Jeff writes – “You tried to demonstrate that a house is a liability because you pay property tax on it. That is irrelevant. You also have to pay a tax on your car (license fee). Does that make your car a liability? You pay taxes on your income. Does that mean that earned income is a liability?”

Actually, RDPD clearly defines an asset as something that puts money in your pocket and a liability as something that takes money out of your pocket. So, if you live in your house, you pay a mortgage, taxes, etc., it is effectively a liability because the money comes out of your salary to pay this stuff. In other words, the house is costing YOU money.

Whereas if you rent out a house to someone who pays rent, as long as the rental income covers ALL expenses (inc. taxes) plus a little, the house becomes an ASSET, ie. it is making money for you.

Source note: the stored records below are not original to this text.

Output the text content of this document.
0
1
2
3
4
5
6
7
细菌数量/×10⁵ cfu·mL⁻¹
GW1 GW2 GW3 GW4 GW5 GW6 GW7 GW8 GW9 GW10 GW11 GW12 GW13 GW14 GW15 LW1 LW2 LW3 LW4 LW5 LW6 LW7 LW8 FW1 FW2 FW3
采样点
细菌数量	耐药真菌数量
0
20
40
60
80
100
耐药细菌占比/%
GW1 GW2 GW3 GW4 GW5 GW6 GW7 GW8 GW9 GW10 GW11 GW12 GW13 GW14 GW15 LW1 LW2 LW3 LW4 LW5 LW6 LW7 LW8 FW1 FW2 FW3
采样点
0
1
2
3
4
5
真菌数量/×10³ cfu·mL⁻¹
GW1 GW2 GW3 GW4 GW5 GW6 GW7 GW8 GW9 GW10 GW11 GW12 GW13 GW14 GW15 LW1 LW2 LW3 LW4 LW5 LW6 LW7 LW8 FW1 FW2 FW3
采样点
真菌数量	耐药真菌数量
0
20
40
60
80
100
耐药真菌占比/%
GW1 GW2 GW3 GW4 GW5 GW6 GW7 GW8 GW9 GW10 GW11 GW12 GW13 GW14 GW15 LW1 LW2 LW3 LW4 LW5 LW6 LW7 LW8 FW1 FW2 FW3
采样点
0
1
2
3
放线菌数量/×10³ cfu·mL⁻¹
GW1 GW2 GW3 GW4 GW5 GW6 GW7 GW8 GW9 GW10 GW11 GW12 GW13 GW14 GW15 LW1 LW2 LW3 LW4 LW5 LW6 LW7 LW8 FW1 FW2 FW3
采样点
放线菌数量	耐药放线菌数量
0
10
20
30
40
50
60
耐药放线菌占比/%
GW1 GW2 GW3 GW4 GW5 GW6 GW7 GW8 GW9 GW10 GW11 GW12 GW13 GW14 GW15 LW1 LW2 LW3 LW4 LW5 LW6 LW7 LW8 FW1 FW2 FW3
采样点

In truth, this is a simplification of the situation, as in a balance sheet, a house with a mortgage would be recorded twice, as an Asset and a Liability. Anyway, he makes an interesting point that our passion for buying houses to live in really isn’t such a great way to make wealth (except through capital gains) as it produces no regular benefit.

But I do think he makes an interesting point: somethings that we attribute as having asset value aren’t really assets at all. A Car is a quickly depreciating asset, and if you are paying car loans, some of the time, the net difference between the value of your car and your outstanding loan may turn it into a clear liability on your personal balance sheet, esp. in the first six months where you haven’t paid anything off, and the car has suffered the sharpest decline in its value.

“A house is an asset, period. ”

Another point that RDPD makes is that yes, the house is an asset, but the question is whose? If you buy a house and its price decreases, your mortgage (assuming you have one) shifts into negative equity position, ie. if you sold, you would still have to repay the amount of the loan beyond the sale price of the house. Could it be said to be an asset then?

And if you don’t believe, do you honestly think that housing prices will keep heading up as they have been doing so ‘Mmm’.

Does this clarify things a little?

What I admire is RDPD’s ability to string simple observations out to a whole book! That’s quite an achievement. I did enjoy playing the game, though it is pricy.